To identify the splicing factor in cancer development, we collected the AS events of 32 cancer types in the Cancer Genome Atlas (TCGA) (https://gdc.cancer.gov/about-data/publications/PanCanAtlas-Splicing-2018) [27]. This data set includes 336 961 exon skipping (ES) events, 135 988 alternative 5-splice sites (A5SS) events, 180 487 alternative 3′-splice sites (A3SS) events, 939 606 mutually exclusive exons (MXE) events, and 122 246 intron retention (IR) events.
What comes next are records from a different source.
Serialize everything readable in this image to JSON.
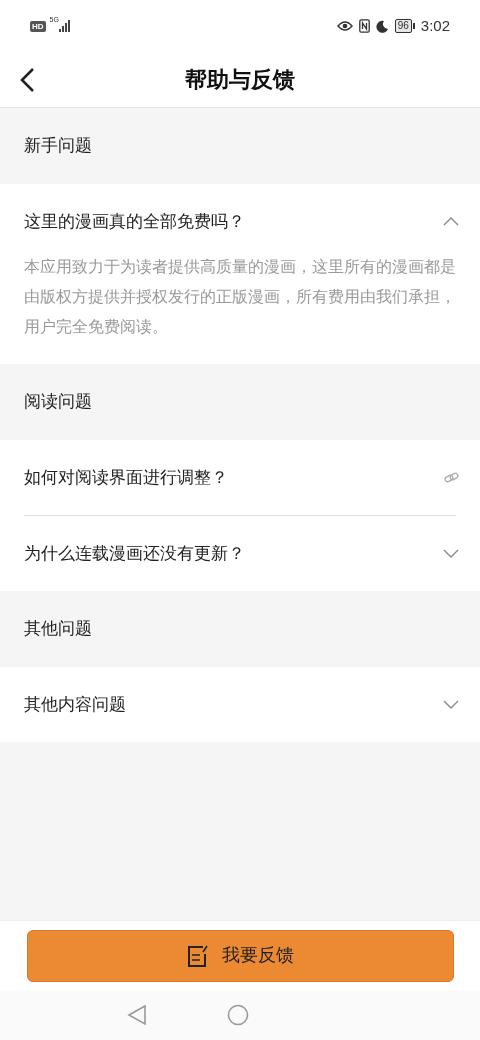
{
  "status_bar": {
    "hd": "HD",
    "network": "5G",
    "battery": "96",
    "time": "3:02"
  },
  "header": {
    "title": "帮助与反馈"
  },
  "sections": [
    {
      "title": "新手问题",
      "items": [
        {
          "kind": "expand",
          "question": "这里的漫画真的全部免费吗？",
          "expanded": true,
          "answer": "本应用致力于为读者提供高质量的漫画，这里所有的漫画都是由版权方提供并授权发行的正版漫画，所有费用由我们承担，用户完全免费阅读。"
        }
      ]
    },
    {
      "title": "阅读问题",
      "items": [
        {
          "kind": "link",
          "question": "如何对阅读界面进行调整？"
        },
        {
          "kind": "expand",
          "question": "为什么连载漫画还没有更新？",
          "expanded": false
        }
      ]
    },
    {
      "title": "其他问题",
      "items": [
        {
          "kind": "expand",
          "question": "其他内容问题",
          "expanded": false
        }
      ]
    }
  ],
  "feedback_button": {
    "label": "我要反馈"
  }
}
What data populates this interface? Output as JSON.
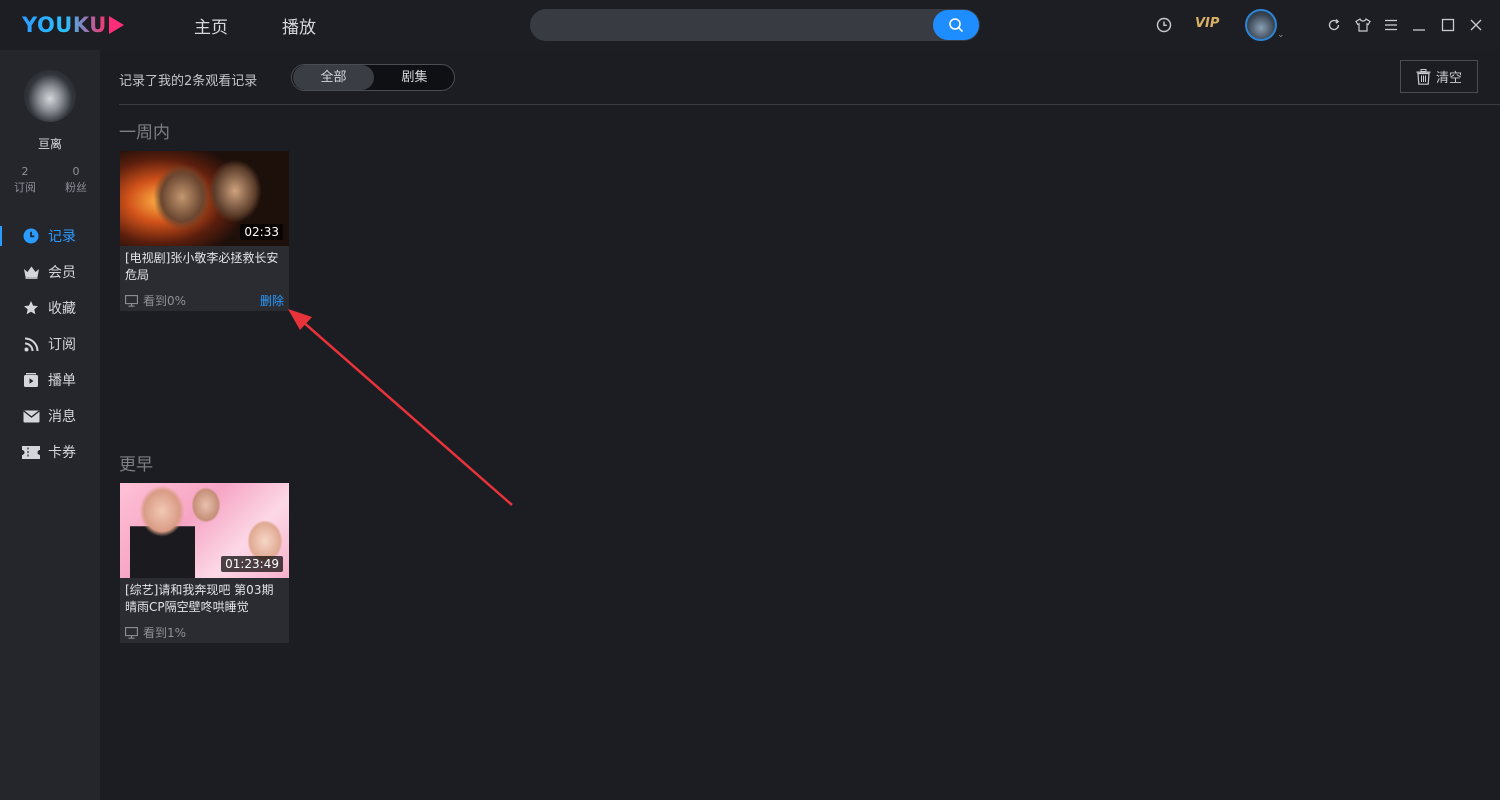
{
  "app": {
    "logo": "YOUKU"
  },
  "nav": {
    "tabs": [
      {
        "label": "主页"
      },
      {
        "label": "播放"
      }
    ]
  },
  "search": {
    "value": "",
    "placeholder": ""
  },
  "topbar": {
    "vip_label": "VIP"
  },
  "user": {
    "name": "亘离",
    "subscriptions_count": "2",
    "subscriptions_label": "订阅",
    "fans_count": "0",
    "fans_label": "粉丝"
  },
  "sidebar": {
    "items": [
      {
        "label": "记录",
        "icon": "clock-icon",
        "active": true
      },
      {
        "label": "会员",
        "icon": "crown-icon",
        "active": false
      },
      {
        "label": "收藏",
        "icon": "star-icon",
        "active": false
      },
      {
        "label": "订阅",
        "icon": "rss-icon",
        "active": false
      },
      {
        "label": "播单",
        "icon": "playlist-icon",
        "active": false
      },
      {
        "label": "消息",
        "icon": "mail-icon",
        "active": false
      },
      {
        "label": "卡券",
        "icon": "ticket-icon",
        "active": false
      }
    ]
  },
  "history": {
    "summary": "记录了我的2条观看记录",
    "filters": [
      {
        "label": "全部",
        "selected": true
      },
      {
        "label": "剧集",
        "selected": false
      }
    ],
    "clear_label": "清空",
    "sections": [
      {
        "title": "一周内",
        "items": [
          {
            "title": "[电视剧]张小敬李必拯救长安危局",
            "duration": "02:33",
            "progress": "看到0%",
            "delete_label": "删除"
          }
        ]
      },
      {
        "title": "更早",
        "items": [
          {
            "title": "[综艺]请和我奔现吧 第03期 晴雨CP隔空壁咚哄睡觉",
            "duration": "01:23:49",
            "progress": "看到1%"
          }
        ]
      }
    ]
  },
  "colors": {
    "accent": "#2a9bff",
    "vip": "#d9b068",
    "annotation_arrow": "#e8333a"
  }
}
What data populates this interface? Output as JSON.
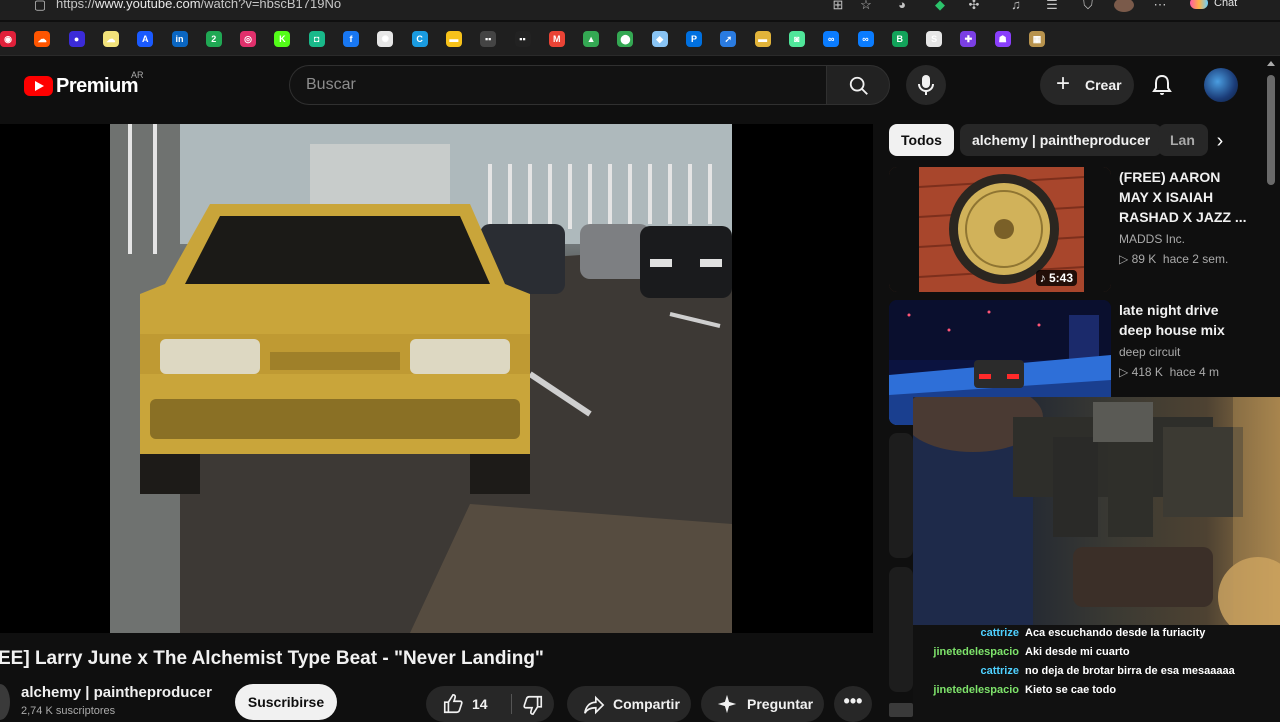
{
  "browser": {
    "url_prefix": "https://",
    "url_host": "www.youtube.com",
    "url_path": "/watch?v=hbscB1719No",
    "chat_label": "Chat",
    "bookmarks": [
      {
        "icon": "opera-icon",
        "color": "#e0203a",
        "glyph": "◉"
      },
      {
        "icon": "soundcloud-icon",
        "color": "#ff5500",
        "glyph": "☁"
      },
      {
        "icon": "circle-blue-icon",
        "color": "#3b2bd8",
        "glyph": "●"
      },
      {
        "icon": "cloud-yellow-icon",
        "color": "#f2e27a",
        "glyph": "☁"
      },
      {
        "icon": "arrow-a-icon",
        "color": "#1a5aff",
        "glyph": "A"
      },
      {
        "icon": "linkedin-icon",
        "color": "#0a66c2",
        "glyph": "in"
      },
      {
        "icon": "ext-2-icon",
        "color": "#20a854",
        "glyph": "2"
      },
      {
        "icon": "instagram-icon",
        "color": "#e1306c",
        "glyph": "◎"
      },
      {
        "icon": "kick-icon",
        "color": "#53fc18",
        "glyph": "K"
      },
      {
        "icon": "ext-green-icon",
        "color": "#19b98a",
        "glyph": "◘"
      },
      {
        "icon": "facebook-icon",
        "color": "#1877f2",
        "glyph": "f"
      },
      {
        "icon": "chatgpt-icon",
        "color": "#e6e6e6",
        "glyph": "✺"
      },
      {
        "icon": "canva-icon",
        "color": "#1a9be0",
        "glyph": "C"
      },
      {
        "icon": "wallet-icon",
        "color": "#f7c21a",
        "glyph": "▬"
      },
      {
        "icon": "dots-icon",
        "color": "#444444",
        "glyph": "▪▪"
      },
      {
        "icon": "ext-dark-icon",
        "color": "#222222",
        "glyph": "▪▪"
      },
      {
        "icon": "gmail-icon",
        "color": "#ea4335",
        "glyph": "M"
      },
      {
        "icon": "drive-icon",
        "color": "#34a853",
        "glyph": "▲"
      },
      {
        "icon": "maps-icon",
        "color": "#34a853",
        "glyph": "⬤"
      },
      {
        "icon": "fish-icon",
        "color": "#89c4f4",
        "glyph": "◆"
      },
      {
        "icon": "paypal-icon",
        "color": "#0070e0",
        "glyph": "P"
      },
      {
        "icon": "arrow-ext-icon",
        "color": "#2a7be0",
        "glyph": "➚"
      },
      {
        "icon": "note-icon",
        "color": "#e2b43a",
        "glyph": "▬"
      },
      {
        "icon": "ext-lime-icon",
        "color": "#50e69a",
        "glyph": "◙"
      },
      {
        "icon": "meta-icon",
        "color": "#0a7cff",
        "glyph": "∞"
      },
      {
        "icon": "meta-2-icon",
        "color": "#0a7cff",
        "glyph": "∞"
      },
      {
        "icon": "bing-icon",
        "color": "#12a35a",
        "glyph": "B"
      },
      {
        "icon": "spotify-icon",
        "color": "#e6e6e6",
        "glyph": "S"
      },
      {
        "icon": "ext-purple-icon",
        "color": "#7b3fe4",
        "glyph": "✚"
      },
      {
        "icon": "ext-violet-icon",
        "color": "#8a3ffc",
        "glyph": "☗"
      },
      {
        "icon": "ext-tan-icon",
        "color": "#b8934d",
        "glyph": "▦"
      }
    ]
  },
  "header": {
    "logo_text": "Premium",
    "logo_region": "AR",
    "search_placeholder": "Buscar",
    "create_label": "Crear"
  },
  "video": {
    "title": "EE] Larry June x The Alchemist Type Beat - \"Never Landing\"",
    "channel_name": "alchemy | paintheproducer",
    "channel_subs": "2,74 K suscriptores",
    "subscribe_label": "Suscribirse",
    "like_count": "14",
    "share_label": "Compartir",
    "ask_label": "Preguntar"
  },
  "chips": [
    "Todos",
    "alchemy | paintheproducer",
    "Lan"
  ],
  "recommendations": [
    {
      "title": "(FREE) AARON MAY X ISAIAH RASHAD X JAZZ ...",
      "channel": "MADDS Inc.",
      "views": "89 K",
      "age": "hace 2 sem.",
      "duration": "5:43"
    },
    {
      "title": "late night drive deep house mix",
      "channel": "deep circuit",
      "views": "418 K",
      "age": "hace 4 m"
    }
  ],
  "chat": [
    {
      "user": "cattrize",
      "color": "#4fd1ff",
      "text": "Aca escuchando desde la furiacity"
    },
    {
      "user": "jinetedelespacio",
      "color": "#7ee36b",
      "text": "Aki desde mi cuarto"
    },
    {
      "user": "cattrize",
      "color": "#4fd1ff",
      "text": "no deja de brotar birra de esa mesaaaaa"
    },
    {
      "user": "jinetedelespacio",
      "color": "#7ee36b",
      "text": "Kieto se cae todo"
    }
  ]
}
The gene expression data and clinical information were downloaded from Broad Institute GDAC Firehose (http://gdac.broadinstitute.org/) [28].

Identifying the differential AS events and differential RBPs between cancer and normal tissues

For each cancer type, we first selected the AS events that were detected in 80% of patients and required a minimum of five normal tissues for inclusion. This stringent criterion allowed us to focus on robust AS events that were consistently observed across a significant portion of the patient population. A total of 17 different cancers met these criteria and were chosen for further investigation. Then, to study the differential alternative splicing events, we performed the Wilcoxon test and used the Benjamini-Hochberg false discovery rate (FDR) for multiple testing corrections based on percent spliced-in (PSIs) values between tumor and matched normal samples in each cancer type(|ΔPSI| > 0.1 and p.adjusted < 0.05). The previous study on the census of human RNA-binding proteins defined about 1500 genes that encode RBPs [29]. To identify differentially expressed RBPs, the Wilcoxon test and multiple testing corrections were also performed based on the expression of RBPs between tumor and matched normal samples in each cancer type (|log2foldchange| > 1 and p.adjusted < 0.05).

Association study between differential AS events and differential RBPs

To identify RBP-associated AS events, we performed the association studies between the expressions of these genes encoding RBPs and PSI values of individual differential AS events using Pearson’s correlation and the Benjamini-Hochberg false discovery rate for multiple testing correction. A Previous study with high citations reports a rule of thumb for interpreting the size of a correlation coefficient and clustering the correlation coefficient into very high (0.9 to 1.0), high (0.7 to 0.9), Moderate (0.5 to 0.7), low (0.3 to 0.5) and negligible (0.0 to 0.3) correlation, respectively [30]. In this paper, we identify the RBP-associated AS events based on |ρ| > 0.3 and p.adjusted < 0.05.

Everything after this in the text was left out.